Every connected device you build today, from an ESP32 blinking on a breadboard to an industrial gateway pushing sensor data to the cloud, is a descendant of one small chip released in 1971: the Intel 4004. It was the first commercially available microprocessor, and it proved a radical idea, that the entire logic of a computer's central processor could live on a single piece of silicon. That idea is the foundation of the whole embedded and IoT industry.

A calculator contract that changed computing

The 4004 was not born from a grand plan to reinvent computing. In 1969 a Japanese calculator company, Busicom, asked Intel to design a set of chips for a line of desktop calculators. The original request called for around a dozen custom chips. Intel engineer Ted Hoff proposed a different approach: instead of hard-wiring the logic for one calculator, design a single general-purpose processor that could be programmed to do the job, and reuse it across many products.
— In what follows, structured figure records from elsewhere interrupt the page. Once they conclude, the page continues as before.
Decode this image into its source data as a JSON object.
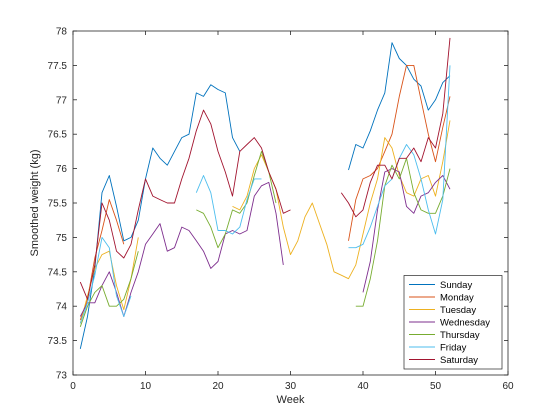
{
  "chart_data": {
    "type": "line",
    "title": "",
    "xlabel": "Week",
    "ylabel": "Smoothed weight (kg)",
    "xlim": [
      0,
      60
    ],
    "ylim": [
      73,
      78
    ],
    "xticks": [
      0,
      10,
      20,
      30,
      40,
      50,
      60
    ],
    "yticks": [
      73,
      73.5,
      74,
      74.5,
      75,
      75.5,
      76,
      76.5,
      77,
      77.5,
      78
    ],
    "xtick_labels": [
      "0",
      "10",
      "20",
      "30",
      "40",
      "50",
      "60"
    ],
    "ytick_labels": [
      "73",
      "73.5",
      "74",
      "74.5",
      "75",
      "75.5",
      "76",
      "76.5",
      "77",
      "77.5",
      "78"
    ],
    "grid": false,
    "legend_position": "bottom-right",
    "series": [
      {
        "name": "Sunday",
        "color": "#0072BD",
        "segments": [
          [
            [
              1,
              73.38
            ],
            [
              2,
              73.85
            ],
            [
              3,
              74.55
            ],
            [
              4,
              75.65
            ],
            [
              5,
              75.9
            ],
            [
              6,
              75.45
            ],
            [
              7,
              74.95
            ],
            [
              8,
              75.0
            ],
            [
              9,
              75.25
            ],
            [
              10,
              75.85
            ],
            [
              11,
              76.3
            ],
            [
              12,
              76.15
            ],
            [
              13,
              76.05
            ],
            [
              14,
              76.25
            ],
            [
              15,
              76.45
            ],
            [
              16,
              76.5
            ],
            [
              17,
              77.1
            ],
            [
              18,
              77.05
            ],
            [
              19,
              77.22
            ],
            [
              20,
              77.15
            ],
            [
              21,
              77.1
            ],
            [
              22,
              76.45
            ],
            [
              23,
              76.25
            ]
          ],
          [
            [
              38,
              75.98
            ],
            [
              39,
              76.35
            ],
            [
              40,
              76.3
            ],
            [
              41,
              76.55
            ],
            [
              42,
              76.85
            ],
            [
              43,
              77.1
            ],
            [
              44,
              77.83
            ],
            [
              45,
              77.6
            ],
            [
              46,
              77.5
            ],
            [
              47,
              77.3
            ],
            [
              48,
              77.2
            ],
            [
              49,
              76.85
            ],
            [
              50,
              77.0
            ],
            [
              51,
              77.25
            ],
            [
              52,
              77.35
            ]
          ]
        ]
      },
      {
        "name": "Monday",
        "color": "#D95319",
        "segments": [
          [
            [
              1,
              73.8
            ],
            [
              2,
              74.1
            ],
            [
              3,
              74.7
            ],
            [
              4,
              75.1
            ],
            [
              5,
              75.55
            ],
            [
              6,
              75.25
            ],
            [
              7,
              74.9
            ]
          ],
          [
            [
              38,
              74.95
            ],
            [
              39,
              75.55
            ],
            [
              40,
              75.85
            ],
            [
              41,
              75.9
            ],
            [
              42,
              76.0
            ],
            [
              43,
              76.25
            ],
            [
              44,
              76.5
            ],
            [
              45,
              77.05
            ],
            [
              46,
              77.5
            ],
            [
              47,
              77.5
            ],
            [
              48,
              77.0
            ],
            [
              49,
              76.5
            ],
            [
              50,
              76.1
            ],
            [
              51,
              76.6
            ],
            [
              52,
              77.05
            ]
          ]
        ]
      },
      {
        "name": "Tuesday",
        "color": "#EDB120",
        "segments": [
          [
            [
              1,
              73.75
            ],
            [
              2,
              74.15
            ],
            [
              3,
              74.55
            ],
            [
              4,
              74.75
            ],
            [
              5,
              74.8
            ],
            [
              6,
              74.3
            ],
            [
              7,
              73.95
            ],
            [
              8,
              74.4
            ],
            [
              9,
              75.0
            ]
          ],
          [
            [
              22,
              75.45
            ],
            [
              23,
              75.4
            ],
            [
              24,
              75.6
            ],
            [
              25,
              76.0
            ],
            [
              26,
              76.2
            ],
            [
              27,
              75.95
            ],
            [
              28,
              75.7
            ],
            [
              29,
              75.15
            ],
            [
              30,
              74.75
            ],
            [
              31,
              74.95
            ],
            [
              32,
              75.3
            ],
            [
              33,
              75.5
            ],
            [
              34,
              75.2
            ],
            [
              35,
              74.9
            ],
            [
              36,
              74.5
            ],
            [
              37,
              74.45
            ],
            [
              38,
              74.4
            ],
            [
              39,
              74.6
            ],
            [
              40,
              75.05
            ],
            [
              41,
              75.5
            ],
            [
              42,
              75.85
            ],
            [
              43,
              76.45
            ],
            [
              44,
              76.3
            ],
            [
              45,
              75.9
            ],
            [
              46,
              75.65
            ],
            [
              47,
              75.6
            ],
            [
              48,
              75.85
            ],
            [
              49,
              75.9
            ],
            [
              50,
              75.6
            ],
            [
              51,
              76.1
            ],
            [
              52,
              76.7
            ]
          ]
        ]
      },
      {
        "name": "Wednesday",
        "color": "#7E2F8E",
        "segments": [
          [
            [
              1,
              73.85
            ],
            [
              2,
              74.05
            ],
            [
              3,
              74.05
            ],
            [
              4,
              74.3
            ],
            [
              5,
              74.5
            ],
            [
              6,
              74.2
            ],
            [
              7,
              73.85
            ],
            [
              8,
              74.2
            ],
            [
              9,
              74.5
            ],
            [
              10,
              74.9
            ],
            [
              11,
              75.05
            ],
            [
              12,
              75.2
            ],
            [
              13,
              74.8
            ],
            [
              14,
              74.85
            ],
            [
              15,
              75.15
            ],
            [
              16,
              75.1
            ],
            [
              17,
              74.95
            ],
            [
              18,
              74.8
            ],
            [
              19,
              74.55
            ],
            [
              20,
              74.65
            ],
            [
              21,
              75.05
            ],
            [
              22,
              75.1
            ],
            [
              23,
              75.05
            ],
            [
              24,
              75.1
            ],
            [
              25,
              75.6
            ],
            [
              26,
              75.75
            ],
            [
              27,
              75.8
            ],
            [
              28,
              75.35
            ],
            [
              29,
              74.6
            ]
          ],
          [
            [
              40,
              74.2
            ],
            [
              41,
              74.65
            ],
            [
              42,
              75.4
            ],
            [
              43,
              75.95
            ],
            [
              44,
              76.0
            ],
            [
              45,
              75.95
            ],
            [
              46,
              75.45
            ],
            [
              47,
              75.35
            ],
            [
              48,
              75.6
            ],
            [
              49,
              75.65
            ],
            [
              50,
              75.8
            ],
            [
              51,
              75.9
            ],
            [
              52,
              75.7
            ]
          ]
        ]
      },
      {
        "name": "Thursday",
        "color": "#77AC30",
        "segments": [
          [
            [
              1,
              73.7
            ],
            [
              2,
              74.0
            ],
            [
              3,
              74.2
            ],
            [
              4,
              74.3
            ],
            [
              5,
              74.0
            ],
            [
              6,
              74.0
            ],
            [
              7,
              74.1
            ],
            [
              8,
              74.4
            ],
            [
              9,
              74.8
            ]
          ],
          [
            [
              17,
              75.4
            ],
            [
              18,
              75.35
            ],
            [
              19,
              75.15
            ],
            [
              20,
              74.85
            ],
            [
              21,
              75.05
            ],
            [
              22,
              75.4
            ],
            [
              23,
              75.35
            ],
            [
              24,
              75.5
            ],
            [
              25,
              75.9
            ],
            [
              26,
              76.25
            ],
            [
              27,
              75.95
            ],
            [
              28,
              75.5
            ]
          ],
          [
            [
              39,
              74.0
            ],
            [
              40,
              74.0
            ],
            [
              41,
              74.4
            ],
            [
              42,
              74.95
            ],
            [
              43,
              75.75
            ],
            [
              44,
              76.05
            ],
            [
              45,
              75.85
            ],
            [
              46,
              76.15
            ],
            [
              47,
              75.65
            ],
            [
              48,
              75.4
            ],
            [
              49,
              75.35
            ],
            [
              50,
              75.35
            ],
            [
              51,
              75.6
            ],
            [
              52,
              76.0
            ]
          ]
        ]
      },
      {
        "name": "Friday",
        "color": "#4DBEEE",
        "segments": [
          [
            [
              1,
              73.75
            ],
            [
              2,
              74.05
            ],
            [
              3,
              74.45
            ],
            [
              4,
              75.0
            ],
            [
              5,
              74.85
            ],
            [
              6,
              74.15
            ],
            [
              7,
              73.85
            ],
            [
              8,
              74.15
            ]
          ],
          [
            [
              17,
              75.65
            ],
            [
              18,
              75.9
            ],
            [
              19,
              75.65
            ],
            [
              20,
              75.1
            ],
            [
              21,
              75.1
            ],
            [
              22,
              75.05
            ],
            [
              23,
              75.15
            ],
            [
              24,
              75.55
            ],
            [
              25,
              75.85
            ],
            [
              26,
              75.85
            ]
          ],
          [
            [
              38,
              74.85
            ],
            [
              39,
              74.85
            ],
            [
              40,
              74.9
            ],
            [
              41,
              75.15
            ],
            [
              42,
              75.45
            ],
            [
              43,
              75.75
            ],
            [
              44,
              75.85
            ],
            [
              45,
              76.15
            ],
            [
              46,
              76.35
            ],
            [
              47,
              76.2
            ],
            [
              48,
              75.85
            ],
            [
              49,
              75.4
            ],
            [
              50,
              75.05
            ],
            [
              51,
              75.55
            ],
            [
              52,
              77.5
            ]
          ]
        ]
      },
      {
        "name": "Saturday",
        "color": "#A2142F",
        "segments": [
          [
            [
              1,
              74.35
            ],
            [
              2,
              74.1
            ],
            [
              3,
              74.6
            ],
            [
              4,
              75.5
            ],
            [
              5,
              75.25
            ],
            [
              6,
              74.8
            ],
            [
              7,
              74.7
            ],
            [
              8,
              74.9
            ],
            [
              9,
              75.4
            ],
            [
              10,
              75.85
            ],
            [
              11,
              75.6
            ],
            [
              12,
              75.55
            ],
            [
              13,
              75.5
            ],
            [
              14,
              75.5
            ],
            [
              15,
              75.85
            ],
            [
              16,
              76.15
            ],
            [
              17,
              76.55
            ],
            [
              18,
              76.85
            ],
            [
              19,
              76.65
            ],
            [
              20,
              76.25
            ],
            [
              21,
              75.95
            ],
            [
              22,
              75.6
            ],
            [
              23,
              76.25
            ],
            [
              24,
              76.35
            ],
            [
              25,
              76.45
            ],
            [
              26,
              76.3
            ],
            [
              27,
              75.95
            ],
            [
              28,
              75.7
            ],
            [
              29,
              75.35
            ],
            [
              30,
              75.4
            ]
          ],
          [
            [
              37,
              75.65
            ],
            [
              38,
              75.5
            ],
            [
              39,
              75.3
            ],
            [
              40,
              75.4
            ],
            [
              41,
              75.8
            ],
            [
              42,
              76.05
            ],
            [
              43,
              76.05
            ],
            [
              44,
              75.85
            ],
            [
              45,
              76.15
            ],
            [
              46,
              76.15
            ],
            [
              47,
              76.3
            ],
            [
              48,
              76.1
            ],
            [
              49,
              76.45
            ],
            [
              50,
              76.3
            ],
            [
              51,
              76.8
            ],
            [
              52,
              77.9
            ]
          ]
        ]
      }
    ]
  }
}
Federico Faggin led the design work that turned the concept into working silicon, with Stanley Mazor and Busicom's Masatoshi Shima contributing to the architecture. The result, shipped in November 1971, packed about 2,300 transistors onto a 4-bit chip running at 740 kHz. By the standards of a modern microcontroller it is almost comically small, yet it did something no chip had done before: it separated the hardware from the task. Change the program, change what the machine does.